Abusive interactions I experienced from peers was something quite different. The descriptive term that comes to my mind for it is casual recreational sadism. Here’s the kind of stuff other kids in middle and high school would do to me:

- Take advantage of periods of forced proximity to trash-talk me at length to my face, and engage in spontaneous mockery.

- Deliberately lure large numbers of pigeons toward me by throwing scraps on the ground at lunch (I have a weird disgust/phobia thing about pigeons).

- Steal my things (pencils, pencil sharpeners etc.).

- Throw things (e.g. a kleenex box) at me, mark me with pencils, spit soda on me etc..

- Suggest other girls were interested in me sexually, or pretend to be sexually interested in me, which was hilarious because the idea that anyone would be attracted to me was clearly absurd.

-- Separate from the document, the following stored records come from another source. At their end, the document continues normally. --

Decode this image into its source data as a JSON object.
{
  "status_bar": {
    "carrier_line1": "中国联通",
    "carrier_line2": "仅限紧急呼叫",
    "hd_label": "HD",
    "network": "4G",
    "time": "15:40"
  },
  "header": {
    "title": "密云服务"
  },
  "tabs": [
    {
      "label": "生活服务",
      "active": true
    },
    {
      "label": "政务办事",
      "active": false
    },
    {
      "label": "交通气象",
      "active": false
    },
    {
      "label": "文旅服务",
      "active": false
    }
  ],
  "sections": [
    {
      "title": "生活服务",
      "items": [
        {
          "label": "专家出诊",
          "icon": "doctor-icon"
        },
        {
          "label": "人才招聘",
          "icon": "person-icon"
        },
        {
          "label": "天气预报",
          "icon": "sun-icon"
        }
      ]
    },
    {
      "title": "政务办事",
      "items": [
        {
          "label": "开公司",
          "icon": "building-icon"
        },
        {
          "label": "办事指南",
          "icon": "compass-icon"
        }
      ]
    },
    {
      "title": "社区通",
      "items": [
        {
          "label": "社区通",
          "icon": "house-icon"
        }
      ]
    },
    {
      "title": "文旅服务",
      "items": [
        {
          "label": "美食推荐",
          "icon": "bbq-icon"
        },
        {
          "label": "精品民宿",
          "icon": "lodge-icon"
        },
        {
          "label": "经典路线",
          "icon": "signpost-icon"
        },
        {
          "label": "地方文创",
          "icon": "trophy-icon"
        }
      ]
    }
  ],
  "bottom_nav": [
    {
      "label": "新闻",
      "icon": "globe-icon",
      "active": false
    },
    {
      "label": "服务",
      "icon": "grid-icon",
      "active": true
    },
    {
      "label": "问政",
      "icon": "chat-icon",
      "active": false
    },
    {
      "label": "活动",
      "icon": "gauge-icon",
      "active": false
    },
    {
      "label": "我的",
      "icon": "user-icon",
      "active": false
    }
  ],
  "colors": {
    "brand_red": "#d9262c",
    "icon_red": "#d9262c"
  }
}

- Trip me up or engage in low-key physical intimidation. I was relatively lucky here that stereotypical “let’s beat up the nerd lol!” stuff didn’t seem to be really a thing at my schools; there seemed to be a tacit understanding that physical bullying should be kept to a level low enough that it could be dismissed as no big deal, I’m guessing because it was one thing the administration would take seriously.

These things rarely seemed to be direct responses to “bad behavior” or attempts to achieve some instrumental aim. I’m sure there was an important dynamic of these things being considered OK because I was seen as weird and annoying and a bad person and therefore vaguely deserving of it, but there was no direct instrumental goal. Rather, these acts seemed to be a form of entertainment. It was simply amusing to hurt and humiliate me. I remember reading a self-defense site years back that talked about various motivations for violence, one of which was predatory violence, in which the violence itself is the goal (the guy wants to beat your ass in order to experience the pleasure of beating your ass). Teenage horizontal abuse as I experienced it was like that.

The moralistic logic to schoolyard bullying as I know it isn’t “if you do thing I don’t like, I will punish you” it’s “if you do things I don’t like, I will reclassify you as a social/moral untouchable, and then I will have moral and social license to hurt you whenever it amuses me.”

The best adult analogy to how schoolyard bullying works that I can think of isn’t parent/child and teacher/student relationships, it’s the relationship between online trolls and “lolcows.”

An adult who openly related to children this way would be considered weird and awful and creepy and more than a little pathetic and probably mentally ill, and would probably be kept away from children. I’m sure there are abusive adults who relate to children under their authority this way in their hearts (the psychological mechanisms that underlie casual recreational sadism don’t just magically disappear at 18), but I expect they usually disguise it under a veneer of instrumental punishment, because being too open in indulging their sadism would harm them socially.

Which kind of gets to the important thing here: I notice people started treating me radically better when I left high school, and I think a big part of that is casual recreational sadism is much less socially acceptable in the adult world. There’s probably adult subcultures where you can get away with it (such as, I suspect, subcultures that are big on machismo), but generally the adult world seems to have stronger civility norms than the teenage world; civility norms strong enough to preclude a culture of normalized casual recreational sadism. Adults experience more pressure to hide their sadism (behind closed doors, behind moralistic outrage, behind instrumental punishment), and that circumscribes it.

The toxic culture of middle/high school probably does have a lot to do with the way adults treat teenagers (e.g. the way they’re given few sources of status besides popularity games), but I don’t think teenage bullying is an extension of the logic of the way children are treated by adult authority figures. I think it’s feeds on its own, unusually toxic social dynamics.